Действительно, чего я так расстраиваюсь из-за того, что Луис не приехал? Даже если бы он приехал, что бы от этого изменилось? Нас ожидало ещё одно болезненное расставание. Не знаю, было бы оно болезненным для него, но для меня уж точно. В нашей ситуации ничего нельзя было изменить. Он жил и работал в Боготе, а я в Москве.
Не то, чтобы я была против того, чтобы перебраться в другую страну, но только не в Колумбию. Для этого у меня был слишком развит инстинкт самосохранения. Кроме того, Луис и не предлагал мне переехать к нему. Конечно, он приглашал меня в гости, но в его устах это прозвучало скорее, как вежливая фраза при расставании.
Задумавшись, я совсем не слушала, что говорит Фрэнк.
– Эй, очнись! – он поводил рукой у меня перед глазами. – Ты опять заснула?
– Это от вина, – сказала я. – Я не привыкла так много пить.
– Пара бокалов вина – это для тебя много? – удивился Даунфолл.
– Их было больше, чем два, – с пьяной убеждённостью сказала я. – Когда-то я изучала математику.
– Представь себе, я тоже, – усмехнулся Фрэнк. – Я даже умею считать до тысячи.
– Да ну! – восхитилась я. – Я бы сейчас до тысячи точно не досчитала.
– А зачем тебе считать до тысячи? – удивился американец.
– И в самом деле, зачем? – согласилась я. – Пусть бухгалтеры считают.
Небольшой букетик романтичных лазорево-фиолетовых цветов, стоящий в центре стола в испещрённой сеткой причудливых трещинок керамической вазочке, закрывал от меня подбородок Фрэнка. Отблеск цветов превращал светло-серый оттенок его глаз в небесно-голубой.
Сейчас Даунфолл казался мне совсем не таким, как в самолёте. Его самоуверенность, самовлюблённость и внутренняя жёсткость сменились мягким юмором и внутренним покоем. Или таким его сделали мои воспоминания о Луисе?
Решительно, вино и лирические воспоминания настраивали меня на философский лад. Впрочем, точно так же на меня действовали визиты к дантисту. Каждый раз перед посещением зубного врача я всерьёз задумывалась о смысле бытия.

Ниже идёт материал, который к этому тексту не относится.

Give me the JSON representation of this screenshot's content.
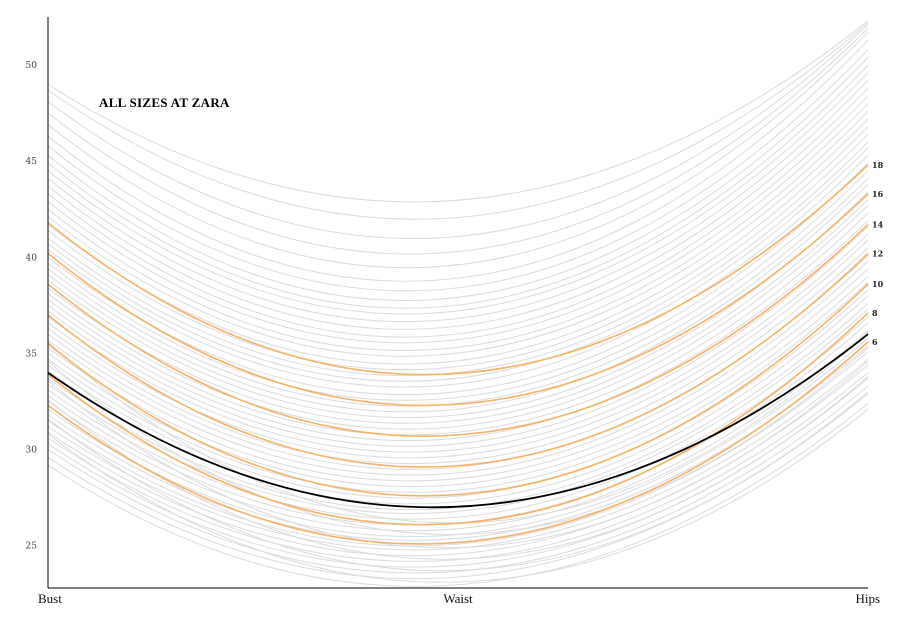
{
  "chart_data": {
    "type": "line",
    "title": "ALL SIZES AT ZARA",
    "categories": [
      "Bust",
      "Waist",
      "Hips"
    ],
    "y_ticks": [
      25,
      30,
      35,
      40,
      45,
      50
    ],
    "ylim": [
      22.8,
      52.5
    ],
    "grid": false,
    "colors": {
      "background_curve": "#dcdcdc",
      "zara_size": "#f5b46a",
      "reference": "#000000"
    },
    "highlight_series": [
      {
        "name": "6",
        "values": [
          32.3,
          25.1,
          35.6
        ]
      },
      {
        "name": "8",
        "values": [
          33.9,
          26.1,
          37.1
        ]
      },
      {
        "name": "10",
        "values": [
          35.5,
          27.6,
          38.6
        ]
      },
      {
        "name": "12",
        "values": [
          37.0,
          29.1,
          40.2
        ]
      },
      {
        "name": "14",
        "values": [
          38.6,
          30.7,
          41.7
        ]
      },
      {
        "name": "16",
        "values": [
          40.2,
          32.3,
          43.3
        ]
      },
      {
        "name": "18",
        "values": [
          41.8,
          33.9,
          44.8
        ]
      }
    ],
    "reference_series": {
      "values": [
        34.0,
        27.0,
        36.0
      ]
    },
    "background_series": [
      [
        29.2,
        22.9,
        32.4
      ],
      [
        29.6,
        23.3,
        32.9
      ],
      [
        30.0,
        23.6,
        33.3
      ],
      [
        30.3,
        23.9,
        33.7
      ],
      [
        30.6,
        24.2,
        34.0
      ],
      [
        30.9,
        24.5,
        34.4
      ],
      [
        31.2,
        24.8,
        34.7
      ],
      [
        31.5,
        25.0,
        35.1
      ],
      [
        31.8,
        25.3,
        35.4
      ],
      [
        32.1,
        25.5,
        35.8
      ],
      [
        32.5,
        25.8,
        36.2
      ],
      [
        32.8,
        26.1,
        36.6
      ],
      [
        33.1,
        26.4,
        36.9
      ],
      [
        33.4,
        26.7,
        37.3
      ],
      [
        33.7,
        26.9,
        37.6
      ],
      [
        34.1,
        27.2,
        38.0
      ],
      [
        34.4,
        27.5,
        38.3
      ],
      [
        34.7,
        27.8,
        38.7
      ],
      [
        35.0,
        28.1,
        39.0
      ],
      [
        35.3,
        28.4,
        39.4
      ],
      [
        35.7,
        28.7,
        39.8
      ],
      [
        36.0,
        29.0,
        40.1
      ],
      [
        36.3,
        29.3,
        40.5
      ],
      [
        36.6,
        29.6,
        40.9
      ],
      [
        36.9,
        29.9,
        41.2
      ],
      [
        37.2,
        30.2,
        41.6
      ],
      [
        37.5,
        30.5,
        41.9
      ],
      [
        37.8,
        30.8,
        42.3
      ],
      [
        38.1,
        31.1,
        42.7
      ],
      [
        38.4,
        31.4,
        43.0
      ],
      [
        38.8,
        31.7,
        43.4
      ],
      [
        39.1,
        32.0,
        43.8
      ],
      [
        39.4,
        32.3,
        44.1
      ],
      [
        39.7,
        32.6,
        44.5
      ],
      [
        40.0,
        32.9,
        44.9
      ],
      [
        40.4,
        33.3,
        45.3
      ],
      [
        40.7,
        33.6,
        45.7
      ],
      [
        41.0,
        33.9,
        46.0
      ],
      [
        41.4,
        34.2,
        46.4
      ],
      [
        41.7,
        34.5,
        46.8
      ],
      [
        42.1,
        34.9,
        47.2
      ],
      [
        42.5,
        35.2,
        47.6
      ],
      [
        42.9,
        35.6,
        48.0
      ],
      [
        43.3,
        35.9,
        48.4
      ],
      [
        43.7,
        36.3,
        48.8
      ],
      [
        44.1,
        36.7,
        49.2
      ],
      [
        44.5,
        37.1,
        49.6
      ],
      [
        44.9,
        37.4,
        50.0
      ],
      [
        45.3,
        37.8,
        50.4
      ],
      [
        45.8,
        38.3,
        50.8
      ],
      [
        46.3,
        38.8,
        51.3
      ],
      [
        46.9,
        39.5,
        51.7
      ],
      [
        47.5,
        40.2,
        51.9
      ],
      [
        48.1,
        41.0,
        52.1
      ],
      [
        48.7,
        42.0,
        52.2
      ],
      [
        49.0,
        42.9,
        52.3
      ],
      [
        30.8,
        23.1,
        32.1
      ],
      [
        31.6,
        23.7,
        33.0
      ],
      [
        32.6,
        24.3,
        33.8
      ],
      [
        33.6,
        24.9,
        34.6
      ],
      [
        34.6,
        25.6,
        35.3
      ],
      [
        35.6,
        26.2,
        36.1
      ]
    ]
  }
}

"Объективная реальность не существует", – подумала я. "Есть только наше представление о ней. Сейчас его глаза кажутся голубыми, но лишь потому, что в них отражаются лазоревые цветы. Проецируя на него воспоминания об ушедшим из моей жизни колумбийском полицейском, я занимаюсь самообманом. И что из того? Именно невинный самообман придаёт особую прелесть этой влажной летней ночи, этому маленькому рыбному ресторанчику, затерявшемуся на самом краю Южноамериканского континента. Сознательный самообман не опасен, если уметь, насладившись им, вовремя возвратиться к действительности."